Ginny Bellinger Ollis
Do read the fall 2018 MAINE Alumni Magazine — add to your strut. Of course you love the University of Maine, but this magazine will puff even the biggest chest! Did you know that UMaine is featured as one of the best and most interesting colleges by the Fiske-Guide and the Princeton Review? Cited were the university’s safety, reasonable costs, strong academic programs and faculty, and welcoming environment. Stories told of outstanding students who passed on other perhaps more prominent schools to come to Maine, where they had the exposure and support to find their true passion and highest success. The Princeton Review pointed out that UMaine scored highest in several areas such as student engagement, political awareness, and quality of residence halls, as well as the Career Center — and the magazine produces page after page of excellent data, in sports, academic, and business and service pinnacles.
V. Paul Reynolds and his wife of 54 years, Diane Davis Reynolds, wrote a wonderful letter. They live on Branch Lake in Ellsworth, ME, and winter in Islamorada, FL, where during Hurricane Irma they lost their mobile home and now winter on a houseboat, which is docked in Islamorada. The Reynoldses have three children, six grandchildren, and one great-grandson. Their eldest son, Scott, is an American Airlines pilot and retired member of the Maine Air National Guard. Suzanne Reynolds Pauchey ’93, their daughter, lives in Islamorada with her husband, also an airline pilot. Joshua, their youngest son, lives in Wayne, ME, with his wife and family, as director of leadership giving for Kents Hill, a private preparatory school in Readfield, ME.

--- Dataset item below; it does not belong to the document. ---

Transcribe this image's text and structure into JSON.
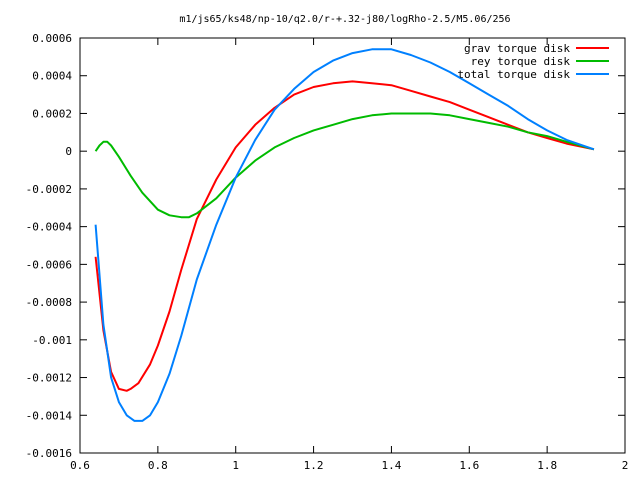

Paul was on active duty in the Navy during the Vietnam War era. Then they lived in Winterport and Hampden, ME, with Diane teaching and Paul working as an editorial writer and managing editor for the Bangor Daily News, then as a radio talk show host and journalism instructor at the University of Maine, then as information and education officer for the Maine Department of Inland Fisheries and Wildlife. Today he is editor and co-publisher of the Northwoods Sporting Journal, hosts a weekly Maine statewide radio program “The Maine Outdoors,” and writes an outdoor column for a number of Maine newspapers. He has written three books about the Maine outdoors. Diane, an award-winning amateur outdoor and wildlife photographer, has served as a director for many years for the New England Outdoor Writers Association (NEOWA) and, along with Paul, served on the NEOWA scholarship committee. Over the years, they have traveled, and hunted and fished as well, throughout North America. The Reynoldses would enjoy hearing from classmates. Their email addresses are: vdianer1941@gmail.com and vpaulr@tds.net.
John Hayes has retired after 54 years in the petrochemical industry, so will again summer at Sand Pond Campground in Sanford. During the rest of the year he officiates track and field at LSU and local Baton Rouge high schools. He mentioned taking an October trip to Italy, and hopes to see classmates at the 55th Reunion.
John and Betsy Howard have been bouncing from Atlanta to Minnesota for family visits, drove three hours to Omaha for a city tour, enjoyed a July cruise of some New England islands, saw four plays in NYC (raved about Come from Away and the 911 Memorial). Now John is back in his shop making wooden toys, having taken nine months to recover from shoulder surgery, and they are regular exercise class members and high-energy walkers!
Linda Beam Clapp is now happily ensconced in Boothbay Harbor, and enjoyed their first “Mainers-again” Thanksgiving with their three wonderful daughters and six “above average” grands. You may contact her at lbclapp@comcast.net.
I am recently retired after 42 years of 24/7 as a realtor in central San Diego, and finding the shift from “someone” to “me” a sunny move. Write and share YOU with us all, and happy summer!